VATS is replacing thoracotomy in some patients with traumatic hemothorax who otherwise would have been subjected to thoracotomy. Thoracotomy rather than VATS should be performed if there is exsanguinating hemorrhage through the chest tubes (19,20). However, in the hemodynamically stable patient with persistent bleeding VATS is very effective (21). Villavicencio et al. (22) in a literature review found that VATS was effective in controlling the bleeding in 33 of 40 (82%) such cases. VATS was effective in controlling the bleeding when the bleeding arose from intercostal vessels and lung lacerations. Manlulu et al. (20) reported that VATS was the definitive procedure in all 19 patients in a single institution on whom it was attempted. Indications for VATS in this study included continued hemorrhage in six, retained hemothorax in six, and suspected diaphragmatic injury in three (20).
An alternative approach to the patient with persistent bleeding is to perform a contrast-enhanced CT scan and then perform transcatheter arterial embolization in patients who exhibit contrast extravasation. Hagiwara et al. (23) used this approach in 6 patients who were draining >200 ml/hour from their chest tube and reported that 5 had contrast extravasation and the bleeding was controlled in all five via transcatheter arterial embolization.
The efficacy of prophylactic antibiotics for the prevention of empyema in patients with tube thoracostomy for hemothorax is unclear. In an early study, Brunner et al. (24) randomly allowed 90 such patients to receive cefazolin or nothing immediately before and then every 6 hours until tube removal. They reported that there were six empyemas and three pneumonias in the control group, but only one pneumonia and no empyema in the group that received the antibiotic (24). However, in a more recent study, Maxwell et al. (25), in a randomized, double-blind study, gave cefazolin for 24 hours, for the duration of tube thoracostomy or placebo to 224 patients.
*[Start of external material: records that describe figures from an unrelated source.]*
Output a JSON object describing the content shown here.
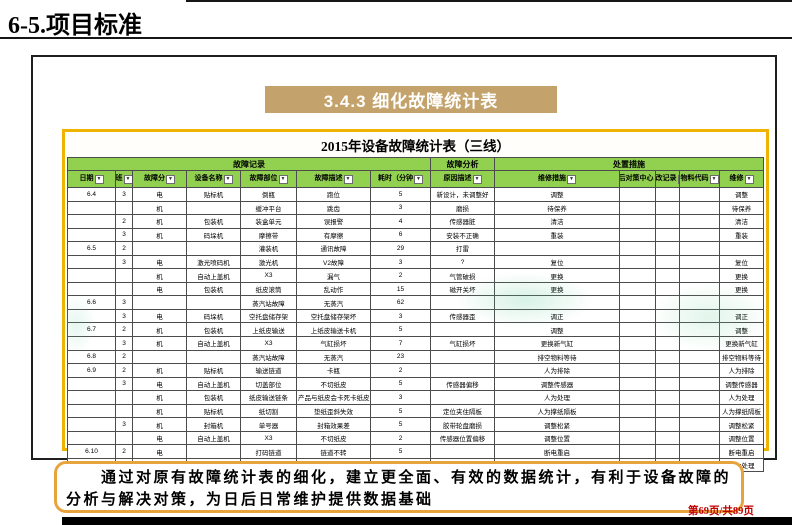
{
  "page_title": "6-5.项目标准",
  "banner": {
    "label": "3.4.3 细化故障统计表",
    "bg_color": "#c3a36b"
  },
  "colors": {
    "header_green": "#92d050",
    "table_border_gold": "#f0b400",
    "summary_border_orange": "#e8a43c",
    "page_num_red": "#c00000"
  },
  "icons": {
    "filter_dropdown": "▼"
  },
  "table": {
    "title": "2015年设备故障统计表（三线）",
    "group_headers": [
      {
        "label": "故障记录",
        "span": 7
      },
      {
        "label": "故障分析",
        "span": 1
      },
      {
        "label": "处置措施",
        "span": 5
      }
    ],
    "columns": [
      "日期",
      "班",
      "故障分",
      "设备名称",
      "故障部位",
      "故障描述",
      "耗时（分钟",
      "原因描述",
      "维修措施",
      "向后对策中心",
      "更改记录",
      "物料代码",
      "维修"
    ],
    "rows": [
      [
        "6.4",
        "3",
        "电",
        "贴标机",
        "倒瓶",
        "跑位",
        "5",
        "新设计，未调整好",
        "调整",
        "",
        "",
        "",
        "调整"
      ],
      [
        "",
        "",
        "机",
        "",
        "缓冲平台",
        "跳齿",
        "3",
        "磨损",
        "待保养",
        "",
        "",
        "",
        "待保养"
      ],
      [
        "",
        "2",
        "机",
        "包装机",
        "装盒单元",
        "误报警",
        "4",
        "传感器脏",
        "清洁",
        "",
        "",
        "",
        "清洁"
      ],
      [
        "",
        "3",
        "机",
        "码垛机",
        "摩擦带",
        "有摩擦",
        "6",
        "安装不正确",
        "重装",
        "",
        "",
        "",
        "重装"
      ],
      [
        "6.5",
        "2",
        "",
        "",
        "灌装机",
        "通讯故障",
        "29",
        "打雷",
        "",
        "",
        "",
        "",
        ""
      ],
      [
        "",
        "3",
        "电",
        "激光喷码机",
        "激光机",
        "V2故障",
        "3",
        "?",
        "复位",
        "",
        "",
        "",
        "复位"
      ],
      [
        "",
        "",
        "机",
        "自动上盖机",
        "X3",
        "漏气",
        "2",
        "气管破损",
        "更换",
        "",
        "",
        "",
        "更换"
      ],
      [
        "",
        "",
        "电",
        "包装机",
        "纸皮滚筒",
        "乱动作",
        "15",
        "磁开关坏",
        "更换",
        "",
        "",
        "",
        "更换"
      ],
      [
        "6.6",
        "3",
        "",
        "",
        "蒸汽站故障",
        "无蒸汽",
        "62",
        "",
        "",
        "",
        "",
        "",
        ""
      ],
      [
        "",
        "3",
        "电",
        "码垛机",
        "空托盘储存架",
        "空托盘储存架坏",
        "3",
        "传感器歪",
        "调正",
        "",
        "",
        "",
        "调正"
      ],
      [
        "6.7",
        "2",
        "机",
        "包装机",
        "上纸皮输送",
        "上纸皮输送卡机",
        "5",
        "",
        "调整",
        "",
        "",
        "",
        "调整"
      ],
      [
        "",
        "3",
        "机",
        "自动上盖机",
        "X3",
        "气缸损坏",
        "7",
        "气缸损坏",
        "更换新气缸",
        "",
        "",
        "",
        "更换新气缸"
      ],
      [
        "6.8",
        "2",
        "",
        "",
        "蒸汽站故障",
        "无蒸汽",
        "23",
        "",
        "排空物料等待",
        "",
        "",
        "",
        "排空物料等待"
      ],
      [
        "6.9",
        "2",
        "机",
        "贴标机",
        "输送链道",
        "卡瓶",
        "2",
        "",
        "人为排除",
        "",
        "",
        "",
        "人为排除"
      ],
      [
        "",
        "3",
        "电",
        "自动上盖机",
        "切盖部位",
        "不切纸皮",
        "5",
        "传感器偏移",
        "调整传感器",
        "",
        "",
        "",
        "调整传感器"
      ],
      [
        "",
        "",
        "机",
        "包装机",
        "纸皮输送链条",
        "产品与纸皮会卡死卡纸皮",
        "3",
        "",
        "人为处理",
        "",
        "",
        "",
        "人为处理"
      ],
      [
        "",
        "",
        "机",
        "贴标机",
        "纸切割",
        "垫纸歪斜失效",
        "5",
        "定位夹住隔板",
        "人为撑纸隔板",
        "",
        "",
        "",
        "人为撑纸隔板"
      ],
      [
        "",
        "3",
        "机",
        "封箱机",
        "单号器",
        "封箱效果差",
        "5",
        "胶带轮盘磨损",
        "调整松紧",
        "",
        "",
        "",
        "调整松紧"
      ],
      [
        "",
        "",
        "电",
        "自动上盖机",
        "X3",
        "不切纸皮",
        "2",
        "传感器位置偏移",
        "调整位置",
        "",
        "",
        "",
        "调整位置"
      ],
      [
        "6.10",
        "2",
        "电",
        "",
        "打码链道",
        "链道不转",
        "5",
        "",
        "断电重启",
        "",
        "",
        "",
        "断电重启"
      ],
      [
        "",
        "",
        "机",
        "贴标机",
        "输送链道",
        "多层单卡住",
        "5",
        "",
        "人为处理",
        "",
        "",
        "",
        "人为处理"
      ]
    ]
  },
  "summary": {
    "text": "通过对原有故障统计表的细化，建立更全面、有效的数据统计，有利于设备故障的分析与解决对策，为日后日常维护提供数据基础"
  },
  "footer": {
    "page_indicator": "第69页/共89页"
  }
}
The use of antibiotics did not significantly affect the incidence of empyema or pneumonia (25). However, only 1.3% of the patients who received antibiotics developed empyema while 5.6% of the patients receiving no antibiotics developed empyema. A longer duration of tube thoracostomy and a higher thoracic trauma score were associated with a higher incidence of empyema (25).
It appears that prehospital autotransfusion has a role in the management of life-threatening hemothorax. Barriot et al. (26) developed a system by which autotransfusions could be administered in ambulances. The system consists of a 28-to-30 F plastic chest tube and an autotransfusion device. The latter is basically a 750-mL bag with filters. The blood drains by gravity into the collection bag and is then reinfused without anticoagulation into a central line. They reported the use of their system on 18 patients in Paris with life-threatening traumatic hemothorax. During transfer to the hospital, the patients received 4.1 ± 0.6 L of autotransfused blood, without anticoagulation. Thirteen of the 18 patients (72%) survived, and there were no complications. They believed that the 13 patients would have died had it not been for the autotransfusions.